Three primitives cover everything: tools (functions the AI calls), resources (data the AI reads), and prompts (reusable templates)
For local development use stdio transport. For production remote servers, use Streamable HTTP with OAuth 2.1 authentication
The biggest mistake builders make is skipping input validation and structured error handling — both are easy to add and critical for production stability
Real ROI shows up fast: one MCP server replacing a custom CRM connector saved a SaaS client $3,200/month in maintenance engineering hours

MCP turns the chaotic web of AI integrations into a clean protocol-based architecture

What Model Context Protocol Actually Is

Before MCP, building an AI system that touched five external tools meant writing five custom integrations. Then maintaining them. Then rewriting them when the AI model changed or a tool updated its API. If you had 10 AI applications and 20 external tools, you potentially needed 200 different connectors. Anthropic's team called this the M×N problem, and it's the reason most AI agent projects die in the maintenance phase rather than the build phase.

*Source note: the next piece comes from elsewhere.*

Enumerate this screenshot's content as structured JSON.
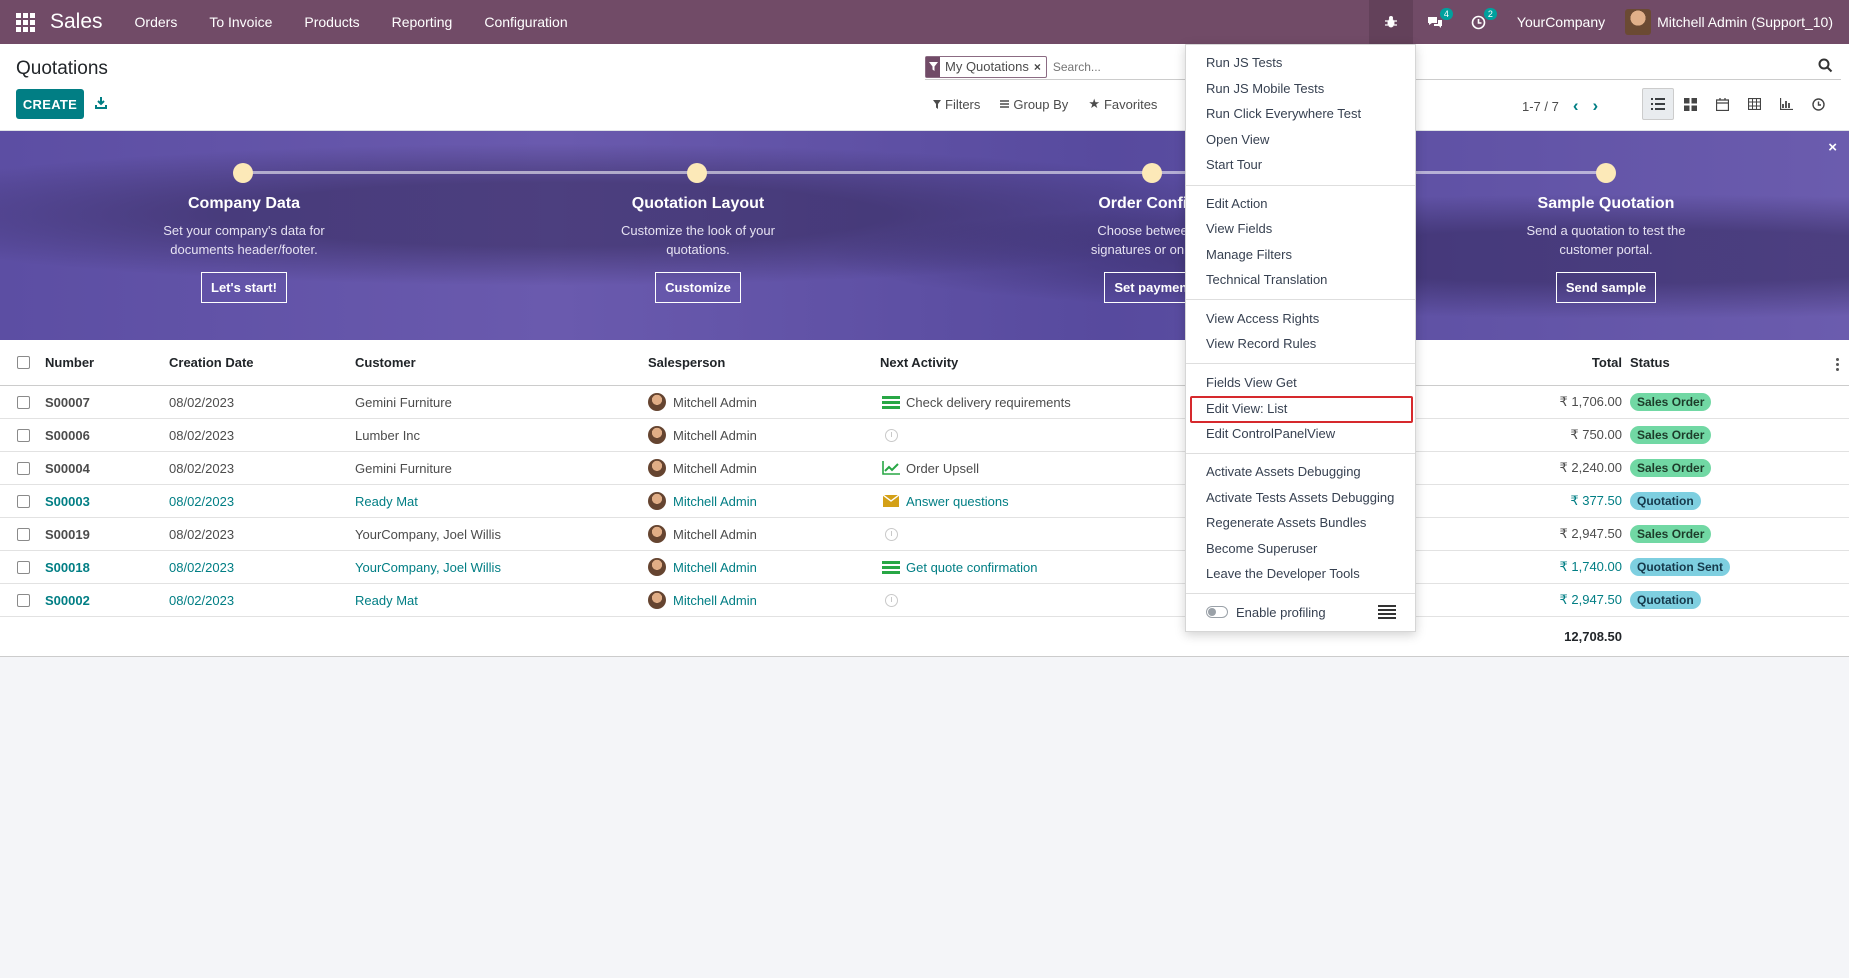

MCP solves this with a single protocol. Build one server for your Salesforce data. Every AI client that speaks MCP — Claude, Cursor, Windsurf, your custom agent — can use that server immediately. No rewrites. You go from M×N integrations to M+N.

Think of it as USB-C for AI. Before USB-C, every device needed different cables, different adapters, different drivers. MCP is the moment AI tooling gets a universal port. The November 2025 MCP specification is the most current stable version, adding proper authentication and long-running workflow support that makes it genuinely production-ready for enterprise use.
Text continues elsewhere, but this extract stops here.